Assim, áreas de livre circulação de veículos podem ser transformadas em vias de pedestres por decisão do Poder Público, ainda que nenhum dos proprietários de imóveis nelas situados concorde. A proximidade e a intensidade de uso de um espaço público não criam direito sobre ele, que continua a ser regido pelo interesse coletivo prevalente.
A tolerância representa a própria essência da humanidade, a compreensão e aceitação das diferenças, sejam elas decorrentes de características ou de escolhas dos indivíduos.
Contudo, o dever de tolerar é naturalmente passivo e não acarreta a obrigação de suportar o custo das escolhas alheias, que deve recair sobre quem as faz.
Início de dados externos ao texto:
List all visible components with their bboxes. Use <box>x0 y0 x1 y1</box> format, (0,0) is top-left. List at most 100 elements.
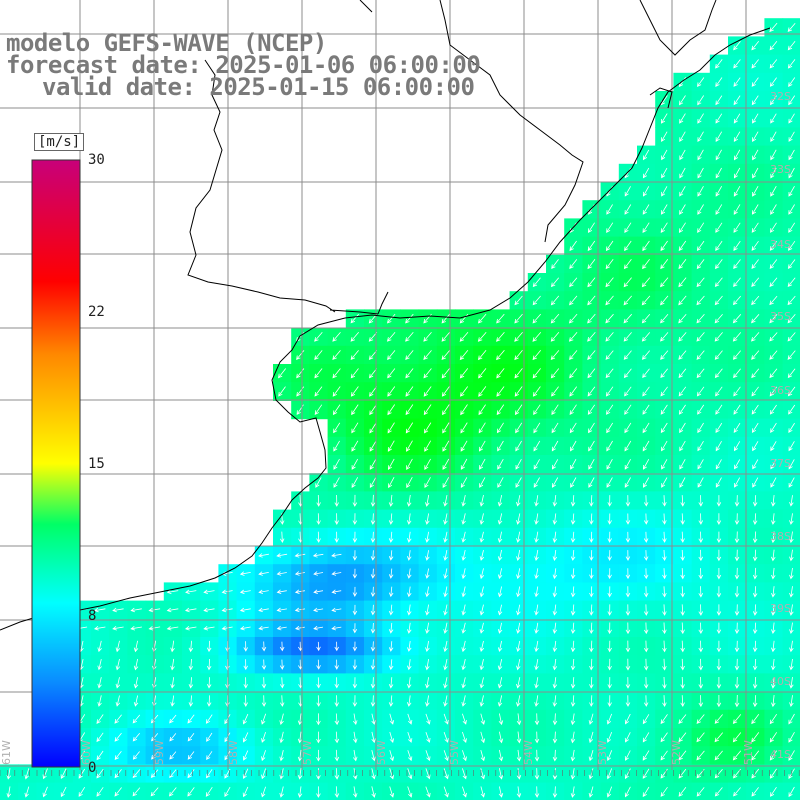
wind-arrow <box>534 640 539 653</box>
wind-cell <box>509 418 529 438</box>
wind-arrow <box>132 787 141 797</box>
wind-cell <box>400 473 420 492</box>
wind-arrow <box>166 626 179 631</box>
wind-arrow <box>752 186 759 197</box>
wind-arrow <box>787 277 796 288</box>
wind-arrow <box>443 640 448 653</box>
wind-cell <box>182 709 201 729</box>
wind-arrow <box>425 568 430 579</box>
wind-arrow <box>642 732 650 743</box>
wind-arrow <box>732 350 742 360</box>
wind-arrow <box>570 640 576 653</box>
wind-cell <box>309 473 329 492</box>
wind-cell <box>364 327 383 347</box>
wind-arrow <box>714 259 723 270</box>
wind-arrow <box>461 531 466 543</box>
wind-arrow <box>479 458 486 470</box>
latitude-label: 38S <box>770 530 791 543</box>
wind-cell <box>200 746 219 765</box>
wind-cell <box>473 327 492 347</box>
wind-arrow <box>607 513 612 525</box>
wind-cell <box>455 364 474 383</box>
wind-arrow <box>606 477 613 488</box>
wind-arrow <box>370 604 376 616</box>
wind-cell <box>546 400 565 420</box>
wind-arrow <box>587 404 596 415</box>
wind-arrow <box>332 386 341 397</box>
wind-cell <box>600 218 620 238</box>
wind-arrow <box>787 332 796 342</box>
wind-cell <box>582 254 602 274</box>
wind-arrow <box>477 331 487 342</box>
wind-arrow <box>515 459 522 470</box>
wind-arrow <box>569 350 578 361</box>
wind-arrow <box>569 368 578 379</box>
wind-cell <box>382 436 401 456</box>
wind-arrow <box>788 713 795 725</box>
wind-cell <box>691 273 711 292</box>
wind-cell <box>564 309 583 329</box>
wind-cell <box>600 436 620 456</box>
wind-cell <box>91 746 110 765</box>
wind-arrow <box>769 59 778 69</box>
wind-arrow <box>569 295 578 306</box>
wind-arrow <box>679 167 686 179</box>
wind-arrow <box>534 749 540 762</box>
wind-cell <box>691 91 711 110</box>
wind-arrow <box>352 568 358 579</box>
wind-arrow <box>242 786 249 798</box>
wind-cell <box>582 345 602 365</box>
wind-cell <box>655 764 674 784</box>
wind-arrow <box>660 714 668 725</box>
wind-cell <box>691 309 711 329</box>
wind-arrow <box>480 749 486 762</box>
wind-arrow <box>406 440 413 452</box>
wind-arrow <box>643 186 650 197</box>
wind-arrow <box>606 404 614 415</box>
wind-arrow <box>443 568 448 580</box>
wind-cell <box>72 764 92 784</box>
wind-arrow <box>642 167 650 179</box>
wind-arrow <box>569 422 577 434</box>
wind-arrow <box>316 695 321 707</box>
wind-arrow <box>497 659 503 671</box>
wind-cell <box>91 728 110 747</box>
wind-arrow <box>788 186 795 197</box>
wind-arrow <box>243 659 248 671</box>
wind-arrow <box>425 786 431 798</box>
wind-arrow <box>769 314 778 324</box>
wind-arrow <box>714 768 723 779</box>
wind-arrow <box>352 531 358 543</box>
wind-arrow <box>334 713 340 726</box>
wind-cell <box>709 455 729 474</box>
wind-cell <box>728 200 747 219</box>
wind-arrow <box>788 222 796 233</box>
wind-arrow <box>459 313 469 324</box>
wind-arrow <box>314 368 323 379</box>
lat-lon-grid <box>0 0 800 776</box>
wind-arrow <box>496 350 505 361</box>
wind-arrow <box>679 186 686 197</box>
wind-arrow <box>133 640 139 653</box>
wind-cell <box>764 127 784 147</box>
wind-arrow <box>625 658 631 671</box>
wind-cell <box>728 309 747 329</box>
wind-arrow <box>660 240 668 252</box>
wind-arrow <box>243 677 248 689</box>
wind-arrow <box>388 586 394 598</box>
wind-cell <box>327 327 347 347</box>
wind-arrow <box>352 786 358 798</box>
wind-arrow <box>788 459 795 470</box>
wind-arrow <box>188 677 194 689</box>
wind-cell <box>345 400 365 420</box>
wind-cell <box>764 54 784 74</box>
wind-arrow <box>534 586 539 598</box>
wind-cell <box>673 236 693 256</box>
wind-arrow <box>769 386 778 397</box>
wind-cell <box>709 345 729 365</box>
wind-cell <box>637 309 656 329</box>
wind-arrow <box>625 695 631 707</box>
wind-arrow <box>461 513 466 525</box>
wind-arrow <box>789 567 794 580</box>
wind-arrow <box>769 750 778 761</box>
A transferência de tal custo a outros indivíduos ou ao conjunto da sociedade importa em imposição da escolha individual aos demais, ainda que de forma fracionária, o que colide com o próprio dever de tolerância que justifica a liberdade de escolha.
Assim como a tolerância nos impede de exigir que os demais se comportem de acordo com nossos valores, também importa em aceitar que as divergências são permanentes e não precisam ser suprimidas em prol da verdade que o Estado ou alguns grupos pretendam seja a oficial.
A característica essencial da tolerância como referência de convívio é a constante ampliação das áreas de concordância entre as condutas humanas. As áreas de discordância, externas a esse núcleo de entendimento comum, são essenciais para a troca de ideias e produção de inovações. Sem esse intercâmbio permanente, que só existe quando não há verdade oficial imposta, as áreas de interseção encolhem e se defasam, o que gera atraso em relação às sociedades mais flexíveis.
Outro aspecto da tolerância é aceitar que as estruturas são custeadas por todos e devem ser regidas por relações custo-benefício, exatamente para que possam ser o mais úteis e voltadas ao maior universo de usuários possível. Em consequência, ninguém tem o direito de impor à sociedade um aumento de custo apenas para se adequar às suas decisões, sejam religiosas, culturais ou de qualquer natureza.
Em síntese, não existe direito a restringir as manifestações alheias com base numa pretensa prevalência dos sentimentos de indivíduos ou de grupos sobre os demais. A consequência dessas crescentes restrições é a privatização do espaço público de interação, a pretexto de ampliar direitos, o que representa um retorno às restrições arbitrárias não democráticas.
Entretanto, tornou-se comum o discurso usurpador da liberdade, em grande parte fruto do indiscutível fracasso das ideologias coletivistas testadas no século XX. Resta aos seus defensores destruir o que deu certo e seu símbolos, sob o argumento da imperfeição.
Gerações que foram educadas acreditando na pretensa maldade de quem produz e emprega não entendem a lógica de estímulos e ajustes que fundam a economia produtiva e o progresso. Acreditam nas virtudes das constantes intervenções centralizadas, sem entender porque essa perda de liberdade faz com que a vida produtiva definhe e a pobreza se amplie.
A ausência desse raciocínio sistemático, que pauta a gestão democrática do espaço público, alimenta o desejo arbitrário de impor condutas com base nas mais diversas alegações. Já vivenciamos as desastrosas consequências dessas pretensões de uniformização da pureza e da virtude, tanto por parte do socialismo quanto do fascismo. O ressurgimento de ideias semelhantes em novas roupagens tende a gerar as mesmas consequências.